You're naturally driven to care and do things well.

That kind of drive isn’t bad. In fact, it’s probably part of what’s helped you do well in your career, build trust with others, and pursue things that matter to you.

But there’s a difference between working with your ambition and letting it quietly run the show.

Because without boundaries, even good ambition becomes exhausting.

A New Way to Think About “Doing Your Best”

Here’s a shift that can change everything: Not everything deserves your best.

At first, that might sound wrong—even irresponsible. Especially if you’re someone who prides yourself on going above and beyond.

But stay with me.

This isn’t about lowering your standards. It’s about lowering your tendency to give too much of yourself to the wrong things.

You can still show up with care, excellence, and purpose.

You’re just not required to do that equally for every meeting, email, favor, or request that crosses your plate.

The Good–Better–Best Filter

This is where the Good–Better–Best filter comes in.

Think of it like a quick internal check-in that helps you gauge: How much of my effort does this task actually need?

  • Good = “This just needs to be done well enough to move on.”
    Think: calendar invites, simple replies, that thing you’ve been overthinking that really isn’t that deep. Show up, finish it, move on.

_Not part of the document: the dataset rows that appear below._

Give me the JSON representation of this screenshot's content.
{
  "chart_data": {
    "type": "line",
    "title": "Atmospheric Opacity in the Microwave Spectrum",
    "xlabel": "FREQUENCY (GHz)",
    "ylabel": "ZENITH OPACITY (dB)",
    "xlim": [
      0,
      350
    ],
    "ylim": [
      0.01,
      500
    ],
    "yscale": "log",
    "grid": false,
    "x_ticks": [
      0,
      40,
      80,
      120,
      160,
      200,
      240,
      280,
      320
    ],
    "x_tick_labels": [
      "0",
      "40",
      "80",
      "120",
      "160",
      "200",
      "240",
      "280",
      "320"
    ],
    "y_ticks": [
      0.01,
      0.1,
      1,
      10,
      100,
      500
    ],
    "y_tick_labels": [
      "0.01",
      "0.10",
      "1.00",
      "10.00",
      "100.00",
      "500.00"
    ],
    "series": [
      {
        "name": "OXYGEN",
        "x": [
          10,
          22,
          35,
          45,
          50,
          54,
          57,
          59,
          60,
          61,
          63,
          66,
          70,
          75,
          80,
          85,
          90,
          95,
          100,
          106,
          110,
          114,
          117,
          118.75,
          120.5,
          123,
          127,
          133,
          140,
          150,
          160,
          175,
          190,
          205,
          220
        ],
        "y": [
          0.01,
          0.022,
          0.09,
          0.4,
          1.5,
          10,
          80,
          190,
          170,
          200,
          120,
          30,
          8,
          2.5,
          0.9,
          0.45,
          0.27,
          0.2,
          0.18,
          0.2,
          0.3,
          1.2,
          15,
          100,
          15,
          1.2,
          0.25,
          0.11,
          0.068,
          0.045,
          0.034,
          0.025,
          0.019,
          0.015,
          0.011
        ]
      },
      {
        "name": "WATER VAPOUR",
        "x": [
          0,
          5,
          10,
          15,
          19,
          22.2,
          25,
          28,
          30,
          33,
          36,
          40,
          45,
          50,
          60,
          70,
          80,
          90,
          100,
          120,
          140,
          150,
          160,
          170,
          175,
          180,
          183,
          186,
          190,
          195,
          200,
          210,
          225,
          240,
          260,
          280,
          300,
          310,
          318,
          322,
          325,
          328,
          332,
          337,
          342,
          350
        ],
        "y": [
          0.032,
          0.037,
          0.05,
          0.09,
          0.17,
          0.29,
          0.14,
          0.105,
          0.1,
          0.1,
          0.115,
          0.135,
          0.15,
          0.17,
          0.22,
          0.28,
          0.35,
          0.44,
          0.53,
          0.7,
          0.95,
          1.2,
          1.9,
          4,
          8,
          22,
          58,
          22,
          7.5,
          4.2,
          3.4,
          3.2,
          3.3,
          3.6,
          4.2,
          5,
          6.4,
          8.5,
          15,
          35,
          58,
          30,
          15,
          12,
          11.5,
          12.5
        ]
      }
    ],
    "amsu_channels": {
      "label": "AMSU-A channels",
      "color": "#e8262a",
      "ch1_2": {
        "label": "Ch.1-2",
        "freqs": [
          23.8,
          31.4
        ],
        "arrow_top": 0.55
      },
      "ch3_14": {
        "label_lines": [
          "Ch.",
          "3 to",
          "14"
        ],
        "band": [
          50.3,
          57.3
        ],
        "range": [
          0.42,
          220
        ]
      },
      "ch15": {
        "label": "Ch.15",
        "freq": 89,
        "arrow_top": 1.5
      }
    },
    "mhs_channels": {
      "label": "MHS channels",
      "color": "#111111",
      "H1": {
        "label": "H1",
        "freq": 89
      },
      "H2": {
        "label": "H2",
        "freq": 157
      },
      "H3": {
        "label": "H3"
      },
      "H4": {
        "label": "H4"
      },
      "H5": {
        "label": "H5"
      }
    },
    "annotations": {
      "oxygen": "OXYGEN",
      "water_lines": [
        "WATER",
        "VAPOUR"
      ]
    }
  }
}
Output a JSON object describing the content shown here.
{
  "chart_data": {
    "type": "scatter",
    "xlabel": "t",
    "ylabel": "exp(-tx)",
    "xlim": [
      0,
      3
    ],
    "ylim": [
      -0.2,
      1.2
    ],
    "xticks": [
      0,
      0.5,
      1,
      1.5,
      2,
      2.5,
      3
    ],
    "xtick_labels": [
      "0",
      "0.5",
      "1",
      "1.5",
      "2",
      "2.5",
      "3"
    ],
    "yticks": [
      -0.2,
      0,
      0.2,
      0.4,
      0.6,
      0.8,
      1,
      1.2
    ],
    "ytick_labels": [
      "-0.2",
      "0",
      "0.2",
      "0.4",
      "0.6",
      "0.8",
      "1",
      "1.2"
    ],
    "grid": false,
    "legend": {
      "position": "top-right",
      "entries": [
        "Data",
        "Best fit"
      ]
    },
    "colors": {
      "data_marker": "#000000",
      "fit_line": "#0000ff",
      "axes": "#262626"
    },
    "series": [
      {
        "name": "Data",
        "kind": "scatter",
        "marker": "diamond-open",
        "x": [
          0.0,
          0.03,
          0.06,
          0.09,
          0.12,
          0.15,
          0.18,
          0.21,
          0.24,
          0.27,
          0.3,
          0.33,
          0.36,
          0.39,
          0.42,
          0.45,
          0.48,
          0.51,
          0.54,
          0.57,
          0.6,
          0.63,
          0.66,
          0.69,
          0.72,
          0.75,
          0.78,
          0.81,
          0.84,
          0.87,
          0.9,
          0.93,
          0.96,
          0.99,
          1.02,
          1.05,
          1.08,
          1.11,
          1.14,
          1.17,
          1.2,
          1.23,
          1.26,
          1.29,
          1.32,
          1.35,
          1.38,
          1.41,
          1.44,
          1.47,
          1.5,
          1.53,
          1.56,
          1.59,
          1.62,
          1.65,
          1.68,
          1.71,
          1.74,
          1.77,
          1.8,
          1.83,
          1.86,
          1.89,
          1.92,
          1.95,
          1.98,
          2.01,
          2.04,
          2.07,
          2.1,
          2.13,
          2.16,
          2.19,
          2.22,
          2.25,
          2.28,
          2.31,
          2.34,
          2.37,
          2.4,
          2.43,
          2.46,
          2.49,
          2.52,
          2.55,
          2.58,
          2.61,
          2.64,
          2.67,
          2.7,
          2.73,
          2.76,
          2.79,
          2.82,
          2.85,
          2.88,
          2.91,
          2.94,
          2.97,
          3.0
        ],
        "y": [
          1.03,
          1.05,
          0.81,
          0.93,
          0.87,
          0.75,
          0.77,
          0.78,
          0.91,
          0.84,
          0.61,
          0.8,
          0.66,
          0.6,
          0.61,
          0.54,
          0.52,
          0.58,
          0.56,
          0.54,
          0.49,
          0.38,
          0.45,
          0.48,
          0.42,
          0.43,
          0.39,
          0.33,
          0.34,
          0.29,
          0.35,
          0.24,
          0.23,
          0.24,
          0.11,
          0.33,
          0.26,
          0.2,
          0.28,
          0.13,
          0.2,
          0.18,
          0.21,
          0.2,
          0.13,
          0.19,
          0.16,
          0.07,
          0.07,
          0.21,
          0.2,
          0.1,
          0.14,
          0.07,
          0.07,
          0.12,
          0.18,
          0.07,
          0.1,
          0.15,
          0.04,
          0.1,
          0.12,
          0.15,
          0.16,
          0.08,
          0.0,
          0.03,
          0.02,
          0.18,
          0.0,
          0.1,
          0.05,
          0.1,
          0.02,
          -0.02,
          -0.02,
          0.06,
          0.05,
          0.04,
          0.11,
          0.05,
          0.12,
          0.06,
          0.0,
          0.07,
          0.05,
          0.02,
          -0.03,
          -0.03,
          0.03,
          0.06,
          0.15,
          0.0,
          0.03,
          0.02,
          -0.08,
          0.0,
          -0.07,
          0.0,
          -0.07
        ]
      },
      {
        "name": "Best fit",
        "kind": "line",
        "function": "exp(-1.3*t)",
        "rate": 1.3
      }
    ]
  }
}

  • Better = “This deserves more care and attention, but not my full capacity.”
    A collaborative work project. Hosting dinner for friends and family. Preparing for a check-in with someone important. Worth a bit more effort—but not worth draining yourself.

  • Best = “This matters. And the stakes are high.”
    These are the big things that impact the future in a major way—vision-setting, meaningful conversations, launching something close to your heart. This is where your full energy belongs.

So Why Does This Matter?

Because you only have so much “best” to give. And when you spend it on low-impact tasks, there’s less left for what actually matters to you.

This filter isn’t about pulling back. It’s about making intentional choices—so you’re not spending high levels of energy on low-level decisions.

So next week, when you catch yourself spiraling over something small, ask: “Is this a Good, Better, or Best moment?”

Let that one question help you conserve your capacity for the things that truly deserve you at your best.